A decorative stone wall provided a big enough rock to sail through the glass sliding doors. I winced at the cacophony of noise, then wrapped my hand inside my shirt so I could reach in and unlock the door.
The fact that the body on the floor hadn’t moved when I’d broken the glass wasn’t a good sign and I was right. I skidded to a halt in the middle of the kitchen linoleum, bile rising in my throat. Whoever was killing the team no longer felt it necessary to make the deaths look like an accident.

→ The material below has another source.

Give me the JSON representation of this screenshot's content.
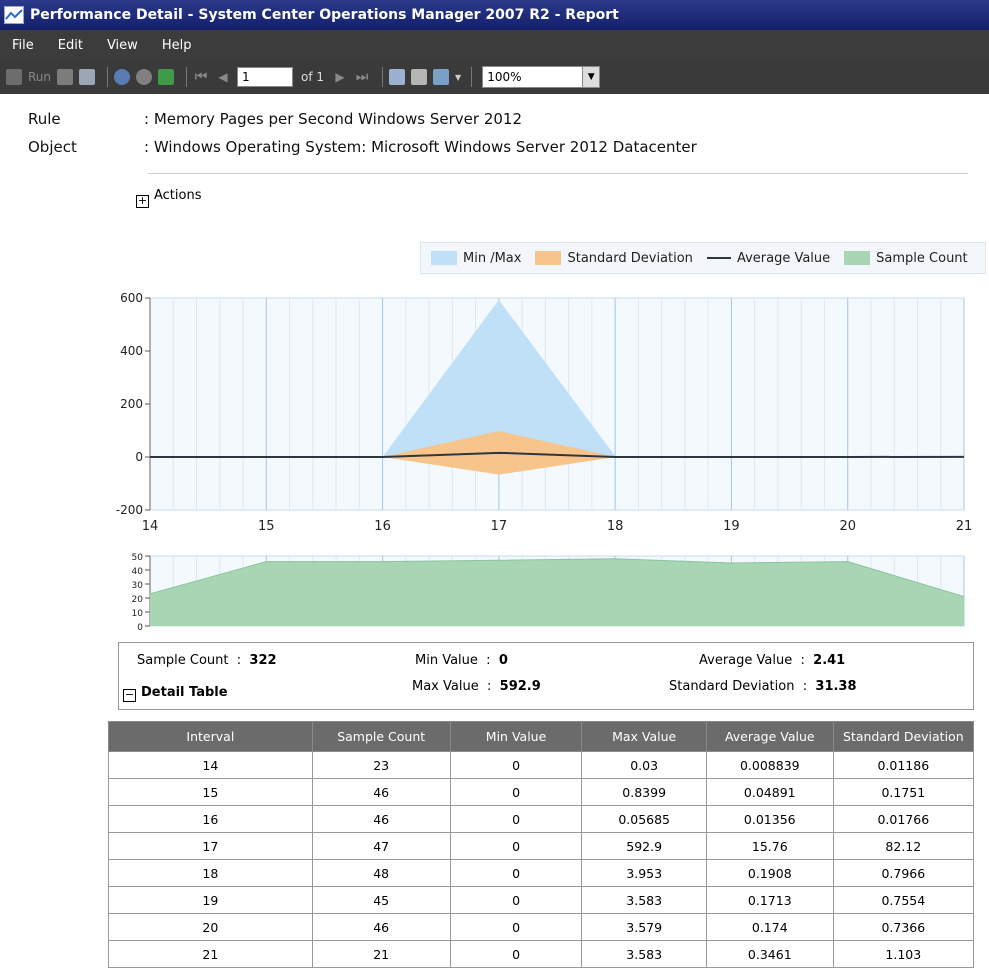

John lay in a pool of blood, eyes open, with half the back of his head splattered against the wall. I closed my eyes and took a breath, but it was no use. I ran for the sink and threw up.
Tears stung my eyes as I heaved. I wanted to lash out, rail at the world, at someone, for the deaths of these people. Horror stalked me and I had no idea who was doing this. But I was done trying to do this alone. It was time to call the police and let the chips fall where they would. Maybe they could at least protect me, Lana, and George. We were all that was left.
And Jackson.
The scuff of a shoe behind me made me scream as I whirled around, for a split second terrified I’d find John had risen as a zombie about to attack me. But John was still dead on the floor . . . and Clark stood over him, his eyes on me.

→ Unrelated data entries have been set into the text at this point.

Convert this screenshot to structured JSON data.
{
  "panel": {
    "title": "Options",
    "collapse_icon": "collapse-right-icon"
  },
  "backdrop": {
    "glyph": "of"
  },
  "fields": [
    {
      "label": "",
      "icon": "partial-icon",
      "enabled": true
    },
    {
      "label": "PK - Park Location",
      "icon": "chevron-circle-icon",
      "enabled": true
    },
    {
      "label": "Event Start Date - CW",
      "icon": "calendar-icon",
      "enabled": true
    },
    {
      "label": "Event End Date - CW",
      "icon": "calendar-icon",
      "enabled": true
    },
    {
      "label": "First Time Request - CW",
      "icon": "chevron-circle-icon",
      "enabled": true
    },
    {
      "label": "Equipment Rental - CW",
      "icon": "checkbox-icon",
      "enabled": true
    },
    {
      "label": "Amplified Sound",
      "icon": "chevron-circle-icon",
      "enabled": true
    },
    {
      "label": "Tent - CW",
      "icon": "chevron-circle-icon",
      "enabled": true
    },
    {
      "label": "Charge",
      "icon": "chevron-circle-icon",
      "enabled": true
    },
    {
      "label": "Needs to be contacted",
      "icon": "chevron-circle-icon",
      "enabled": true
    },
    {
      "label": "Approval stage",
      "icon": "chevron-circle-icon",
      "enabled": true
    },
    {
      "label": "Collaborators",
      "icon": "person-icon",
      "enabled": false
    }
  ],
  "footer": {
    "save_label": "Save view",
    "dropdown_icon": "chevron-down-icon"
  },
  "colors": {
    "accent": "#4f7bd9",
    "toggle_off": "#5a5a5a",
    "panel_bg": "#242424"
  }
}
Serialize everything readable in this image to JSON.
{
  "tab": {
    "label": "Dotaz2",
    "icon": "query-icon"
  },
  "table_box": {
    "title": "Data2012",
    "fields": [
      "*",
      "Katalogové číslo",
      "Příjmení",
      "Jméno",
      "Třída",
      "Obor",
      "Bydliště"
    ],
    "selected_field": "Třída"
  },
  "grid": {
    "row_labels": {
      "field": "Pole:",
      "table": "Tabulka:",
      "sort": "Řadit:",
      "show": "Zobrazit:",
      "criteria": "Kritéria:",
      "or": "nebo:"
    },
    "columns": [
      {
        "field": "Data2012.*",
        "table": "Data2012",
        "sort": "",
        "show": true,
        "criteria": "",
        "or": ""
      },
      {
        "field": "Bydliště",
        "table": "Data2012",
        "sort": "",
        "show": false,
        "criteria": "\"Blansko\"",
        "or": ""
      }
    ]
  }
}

I stood frozen in shock, unable to believe what I was seeing. Clark? Here?
It took longer than it should’ve for me to put two and two together—yes, I’m supposedly supersmart—and when it did click in my head, the instinct for survival kicked in hard. He was the one killing people and he’d played me.
Snatching a steak knife from the butcher block at my elbow, I held it out in front of me.
“Stay back, Clark,” I warned.
“What are you doing, China?” he asked, remarkably calm for someone who’d just killed a man in cold blood. “Put that down before you hurt yourself.”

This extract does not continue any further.